The Weekly Ringer

The University of Mary Washington Student Newspaper

Art Faculty Show True Colors

4 min read

BY TIFFANY DOUGLASS

After astounding the University with her Pulitzer Prize award last year, world-renowned poet and professor Claudia Emerson continues to influence UMW’s academic community.  She has always had a big impact on her students, but now she is providing inspiration for faculty members as well.

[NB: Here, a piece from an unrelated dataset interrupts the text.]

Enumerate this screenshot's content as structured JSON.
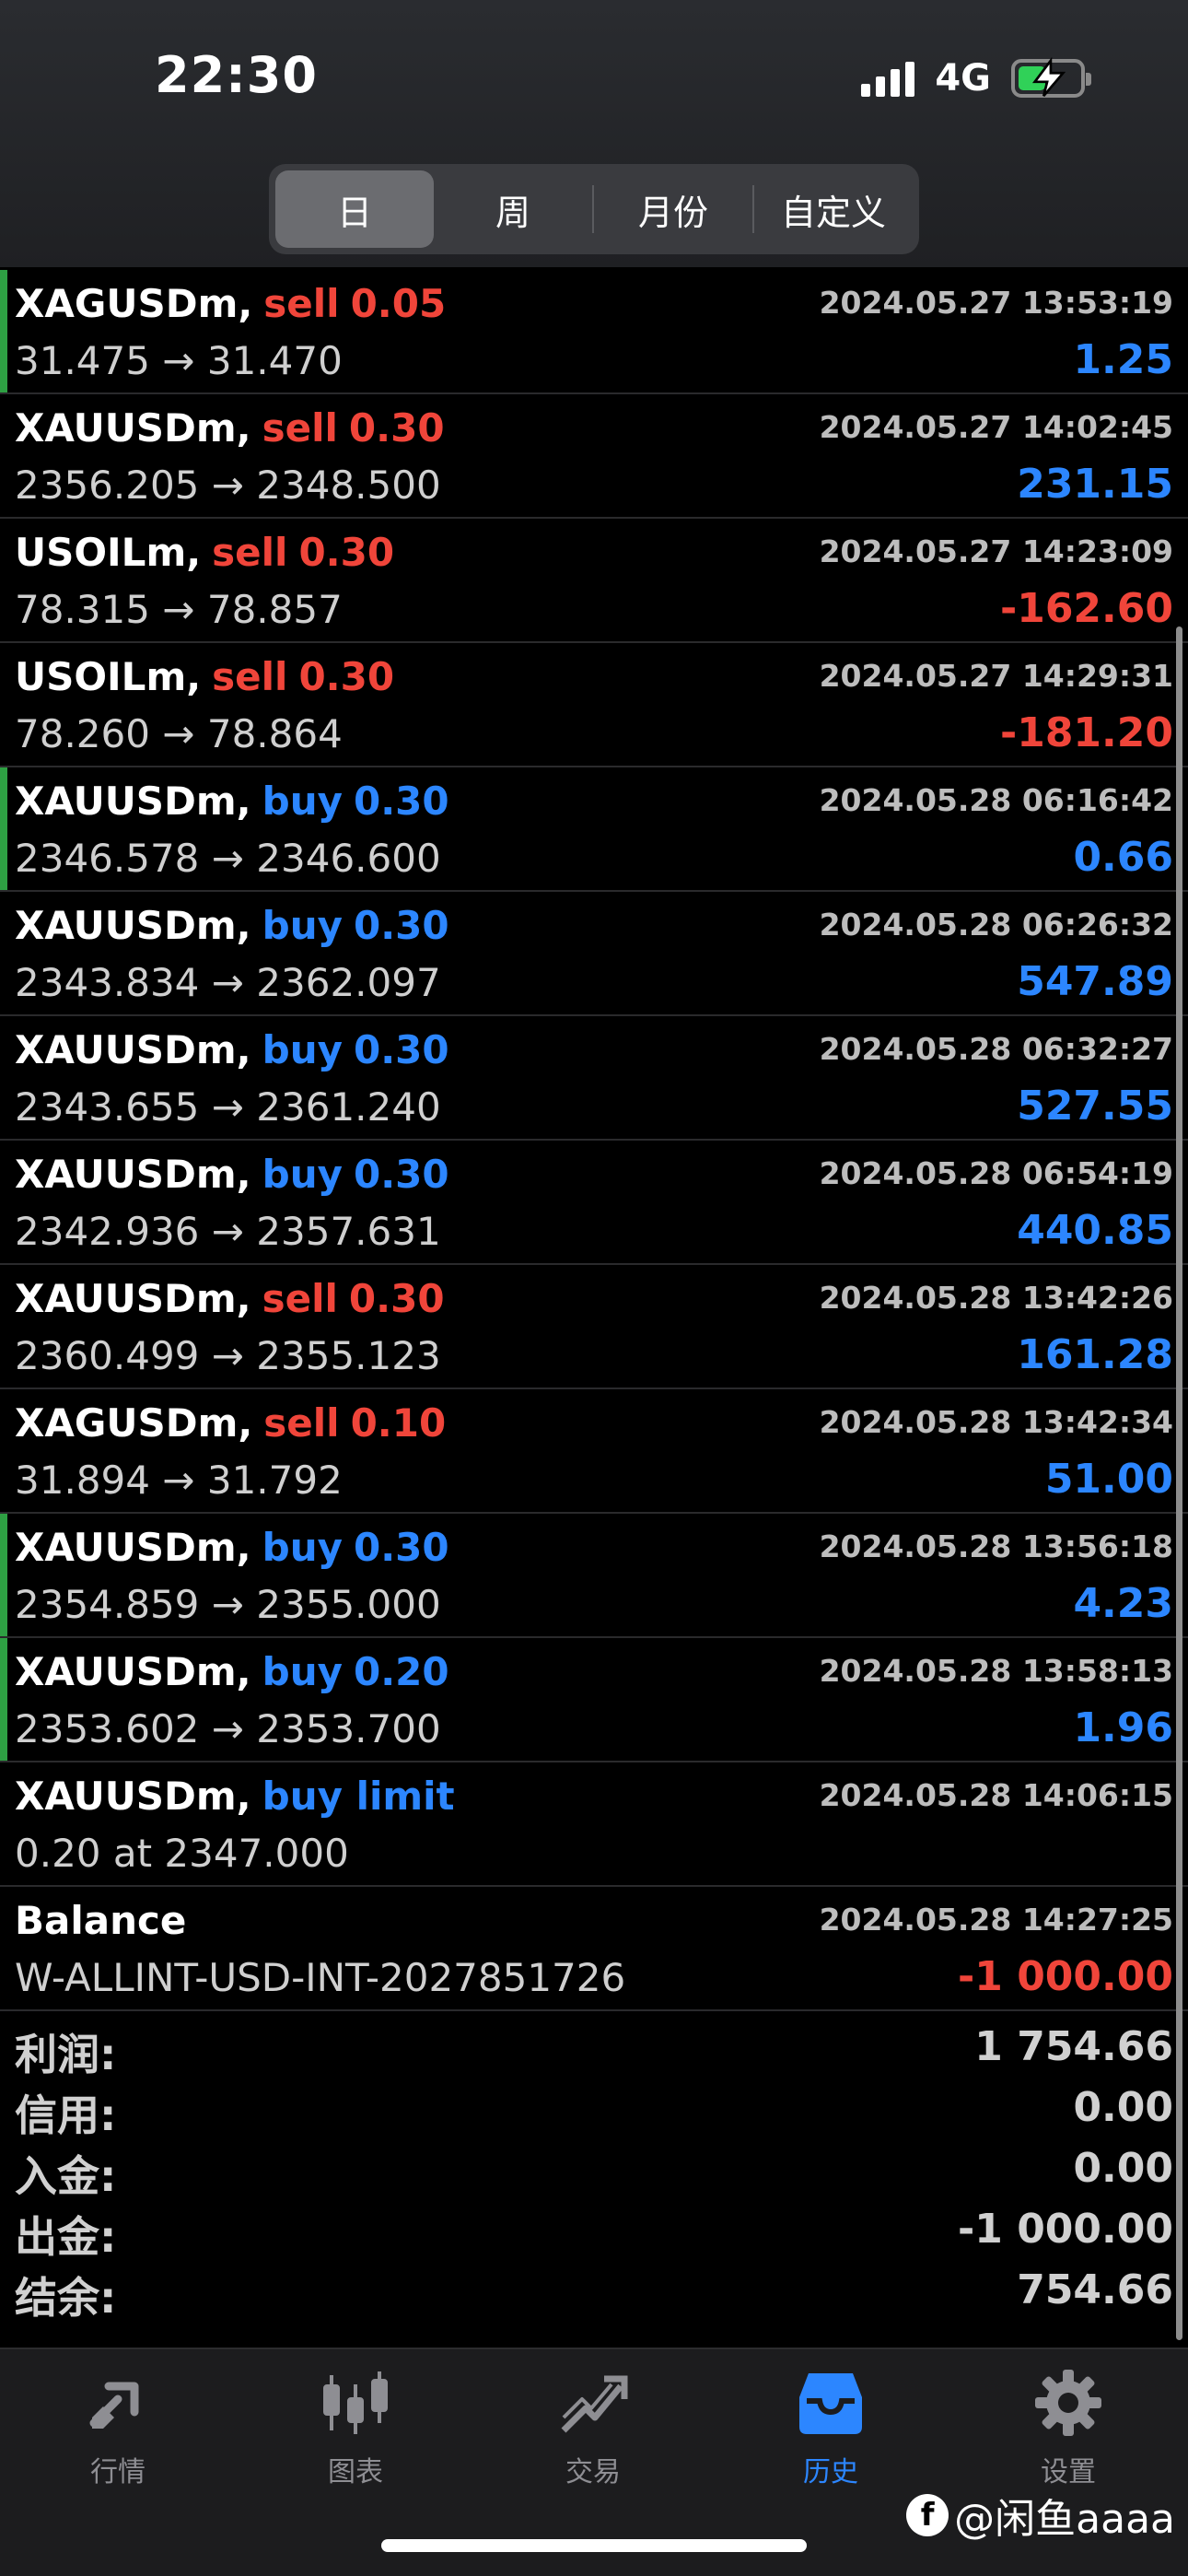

Sculpture professor Carole Garmon recently collaborated with Emerson on a 24-panel wall piece inspired by one of Emerson’s poems, “Sewing Bird: Outside My Window.” The panels were created with the help from views from Garmon’s living room window along with patterns of bed linens and references to the poem integrated as sewing clamps shaped like birds. Garmon used eight layers of plaster to portray a calm horizon with light pastel cloud appliqués in the series.

“Sewing Bird” is Garmon’s contribution to the Studio Art Faculty Exhibition which opened last Thursday evening in duPont Gallery.  In celebration of UMW’s Centennial Celebrations, the gallery will be open to students for free every Monday, Wednesday and Friday from 10 a.m. to 4 p.m., and weekends 1 p.m. to 4 p.m. until October 21.
The collaboration between Garmon and Emerson began when the two professors previously attended each others’ classes in order to expand their knowledge of creative writing and 3D art, respectively.  Fortunately, they found their teaching styles to be similar as one uses words, while the other uses art. Although Garmon has said she has found inspiration in Emerson’s poetry, she is happily “secure in my field with my own visual vocabulary.”

The exhibition also features work from art teachers Lorene Nickel, Joseph Detwiler, Joseph Di Bella, and Steve Griffin.

Among the sculptures, paintings, and portraits, it was clear that these artists were all in their element; sharing their passion with people who appreciate the hard work they have accomplished.

Jesse Kopp, a junior in Garmon’s Video Art class who attended the opening, said he was excited to see his teacher’s work on display.  “This is such a great opportunity to see first hand the concepts that we are studying in class as well as a good time to ask intimate questions about their craft,” he said.

Lorene Nickel, a ceramics professor since 1981, collaborated with husband Joseph Detwiler, who frequently teaches courses at the university as an adjunct professor and is also a friendly face to Melcher’s studios.  The middle of the gallery displays a progression of Nickel’s ceramic designs: foreign settings made of stoneware and porcelain.  With an impressive professional background including a plethora of textile awards, Nickel combines unique, earthy tones juxtaposed with miniature yet vibrant sculptures.

“Context and position are constant themes in these most recent words, as many of the forms seem just slightly immune to gravity,” Nickel says in the exhibition catalogue.

Among the Exhibition pieces, Joseph Di Bella, a 30-year faculty member, covers the back wall with fifty portraits of fallen soldiers from the war in Iraq.  At first glance, each face appears to be similar: the typical military crew cut, minimal facial hair, serious expression, and chiseled jaw line.  With a closer look, however, it does not take an accomplished artist to see the uniqueness in each portrait.  Every man is sketched with a combination of unexpected materials such as silver and gold point, ashes, and flower pollen—what Di Bella describes as “traditional and non-traditional media and techniques functioning as both visualizing and metaphoric devices.”

Di Bella also has three larger paintings in the exhibition; a self portrait between one of each of his sons.  These two younger men share similar facial features with the neighboring soldiers, though their pastel eyes have a vitality that’s missing from the military figures.  Instead, color glows from their acrylic cheeks while hope resonates from their youthful frames.

Caitlin Cocco, a junior art major, said she was also impressed.  “The exhibitions are good visual reinforcements that professors are not just here for student’s disposal,” she said. “This is evidence that they still have a professional career that they continue to build upon throughout the year.”

The final faculty member in the exhibition, Steve Griffin, a printmaking professor since 1983, lines the walls with his unique stripe painting.  Influenced by the landscape of his river home, Griffin has been working with strata of layered paints.  “One thing I would like to instill in my students is perseverance,” he said as art can prove to be a grueling process sometimes. “On average, for every one painting that is completed there are two that never get shown.”

For those who lack artistic character traits, there is something to be learned from these talented men and women: fail or try again.  And when desperate, there is always finger painting.